我々とはSPA内におけるパントリーやバー施設について少し関係があります。
その他設計者・コンサルタント
その他、ホテル施設に欠かせないIT関連・宴会場に付随する特殊設備・家具/備品等のコンサルタントと共に、我々は厨房設計者・キッチンコンサルタントとして各種専門設計を行っていくことになります。
その他、プロジェクトによっては各種コスト査定を行うコンサルタント・音響コンサルタント等も参加することになります。
キッチンコンサルタントの業務
我々は上記運営会社の中でもFB担当者(Food & Beverage : 料飲担当)とやりとりを行うことで設計を進めていきますが、ほとんどの場合は同担当者がアジア地域のマネージャーということ等が多く、いくつもの案件を抱えているためになかなかスムースに設計が進められないこともあります。また、各ブランドによってスタンダードがあります(日本で適用されないものも多々ありますが)ので、それらに準拠して設計していくことになりますが、各グループにおいても出店するホテルブランドによりランクがありますので、それらによってもスタンダードが一部変わってくることがあります。
※例えば上位ブランド(最上級クラス等)では、このメーカーの製品を推奨等・・・
また、ブッフェレストラン等については内装設計会社と一緒に設計を進めていくことになりますし、常に建築・設備設計者とはやりとり・調整を行うことになります。

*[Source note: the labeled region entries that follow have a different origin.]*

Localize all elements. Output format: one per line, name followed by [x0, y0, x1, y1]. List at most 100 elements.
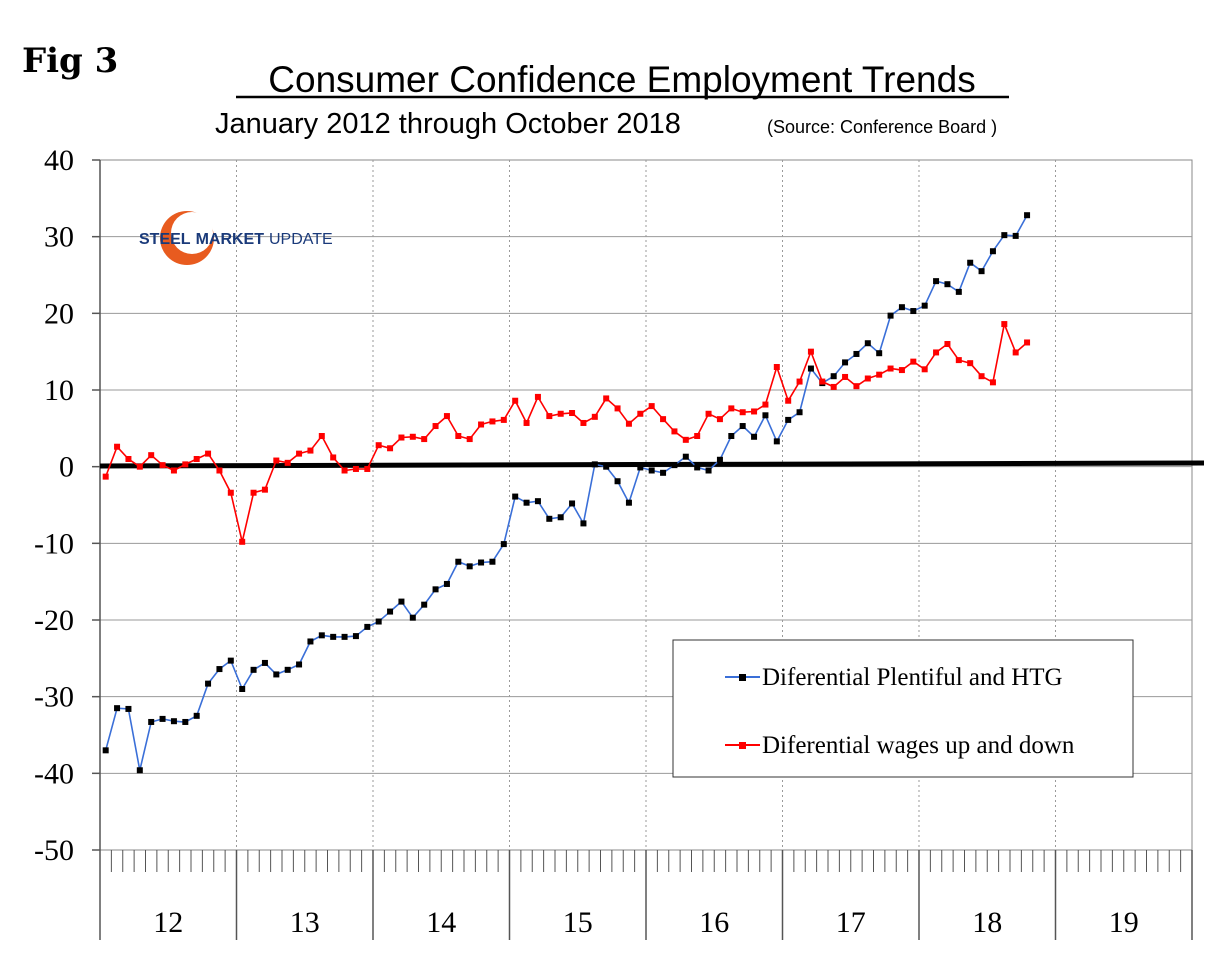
- data-point: [728, 433, 735, 439]
- data-point: [1024, 212, 1031, 219]
- data-point: [125, 456, 132, 462]
- data-point: [432, 586, 439, 593]
- data-point: [534, 498, 541, 505]
- data-point: [148, 452, 155, 459]
- y-tick-label: -30: [34, 681, 74, 714]
- data-point: [421, 601, 428, 608]
- data-point: [182, 461, 189, 468]
- data-point: [694, 433, 701, 439]
- data-point: [580, 419, 587, 426]
- data-point: [705, 467, 712, 474]
- data-point: [603, 395, 610, 402]
- data-point: [1024, 339, 1031, 346]
- data-point: [318, 433, 325, 439]
- data-point: [318, 632, 325, 639]
- data-point: [762, 412, 769, 419]
- data-point: [660, 469, 667, 476]
- data-point: [591, 413, 598, 420]
- data-point: [216, 467, 223, 474]
- data-point: [967, 360, 974, 367]
- data-point: [773, 438, 780, 445]
- data-point: [557, 514, 564, 521]
- data-point: [387, 445, 394, 452]
- data-point: [955, 357, 962, 364]
- data-point: [853, 350, 860, 357]
- x-year-label: 17: [836, 906, 866, 939]
- data-point: [785, 416, 792, 423]
- data-point: [898, 367, 905, 374]
- data-point: [978, 373, 985, 380]
- data-point: [682, 453, 689, 460]
- data-point: [500, 416, 507, 423]
- data-point: [421, 436, 428, 443]
- data-point: [125, 705, 132, 712]
- series-line: [104, 321, 1028, 542]
- data-point: [751, 433, 758, 440]
- data-point: [296, 661, 303, 668]
- logo-swoosh-inner: [171, 212, 213, 254]
- data-point: [716, 416, 723, 423]
- data-point: [307, 638, 314, 645]
- series-1: [102, 212, 1031, 774]
- data-point: [409, 614, 416, 621]
- data-point: [614, 405, 621, 412]
- y-tick-label: 40: [44, 144, 74, 177]
- data-point: [273, 457, 280, 464]
- data-point: [705, 410, 712, 417]
- data-point: [398, 598, 405, 605]
- data-point: [978, 268, 985, 275]
- data-point: [682, 436, 689, 443]
- data-point: [466, 436, 473, 443]
- chart-subtitle: January 2012 through October 2018: [215, 108, 681, 140]
- x-year-label: 13: [290, 906, 320, 939]
- data-point: [114, 443, 121, 450]
- data-point: [773, 364, 780, 370]
- data-point: [739, 423, 746, 430]
- data-point: [944, 341, 951, 347]
- data-point: [1001, 232, 1008, 239]
- logo-word-steel: STEEL: [139, 231, 191, 248]
- data-point: [887, 312, 894, 319]
- data-point: [205, 680, 212, 687]
- data-point: [637, 410, 644, 417]
- data-point: [102, 473, 109, 480]
- data-point: [762, 401, 769, 408]
- data-point: [694, 464, 701, 471]
- data-point: [864, 340, 871, 347]
- data-point: [478, 559, 485, 566]
- data-point: [489, 558, 496, 565]
- chart-source: (Source: Conference Board ): [767, 117, 997, 137]
- data-point: [523, 499, 530, 506]
- data-point: [671, 428, 678, 435]
- data-point: [330, 633, 337, 640]
- y-tick-label: -50: [34, 834, 74, 867]
- series-2: [102, 321, 1031, 545]
- data-point: [614, 478, 621, 485]
- data-point: [432, 423, 439, 430]
- y-tick-label: 10: [44, 374, 74, 407]
- data-point: [989, 379, 996, 386]
- data-point: [876, 371, 883, 378]
- data-point: [853, 383, 860, 390]
- data-point: [284, 666, 291, 673]
- data-point: [352, 465, 359, 472]
- logo-word-update: UPDATE: [269, 231, 333, 248]
- x-year-label: 19: [1109, 906, 1139, 939]
- data-point: [466, 563, 473, 570]
- legend-label-1: Diferential Plentiful and HTG: [762, 664, 1063, 691]
- data-point: [273, 671, 280, 678]
- data-point: [159, 715, 166, 722]
- data-point: [603, 463, 610, 470]
- data-point: [387, 608, 394, 615]
- data-point: [489, 418, 496, 425]
- data-point: [443, 413, 450, 420]
- data-point: [625, 420, 632, 427]
- data-point: [796, 378, 803, 385]
- data-point: [364, 465, 371, 472]
- data-point: [205, 450, 212, 457]
- data-point: [136, 463, 143, 470]
- x-year-label: 16: [699, 906, 729, 939]
- series-line: [104, 214, 1028, 771]
- data-point: [569, 500, 576, 507]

これら図面の進捗と合わせて概算も行うことになり、施主・プロジェクトマネジャーと予算との整合性を合わせていきますが、ほとんどの場合にはVE(Value Engineering)・CD(Cost Down)という、メーカー変更によるコスト圧縮や一部プランの見直しによるコスト削減をしていくことになります。これが前述の板挟み的な状況・・・というものですが、ここをうまく切り抜けないとプロジェクトが前進しませんので重要なポイントとなります。
我々としては運営会社にとってより使いやすい厨房をつくりたいという思いが強いですが、契約は施主サイドと行っているわけですので、施主サイドの意向を反映する必要がある訳です。ここで、どのような落としどころを見つけるか・・・毎回の難しい局面といえます。
そして、おおよそ予算がクリアできるであろうと思われる図面までたどりついたところで厨房機器納入会社を決めるための入札図書をとりまとめ、各候補会社へ見積依頼をすることになります。同入札についても、予算関係ということからプロジェクトマネージャーが取りまとめることになりますが、専門的分野は我々がサポートすることになります。
厨房機器納入会社が決まった後は、建築・設備・内装施工会社が作成する施工図面の確認・調整及び、厨房機器納入会社が作成する各種設備要望図面や製作単品図の調整を行い、施工時には各種施工確認をします。
そして、諸官庁検査の立ち会い・引き渡し立ち合いということで業務完了となります。
キッチンコンサルタントの業務については厨房設計の流れも参照下さい。
いかがでしたでしょうか・・・
これからホテルプロジェクトに参加される方々に少しでも参考にして頂ければ幸いです。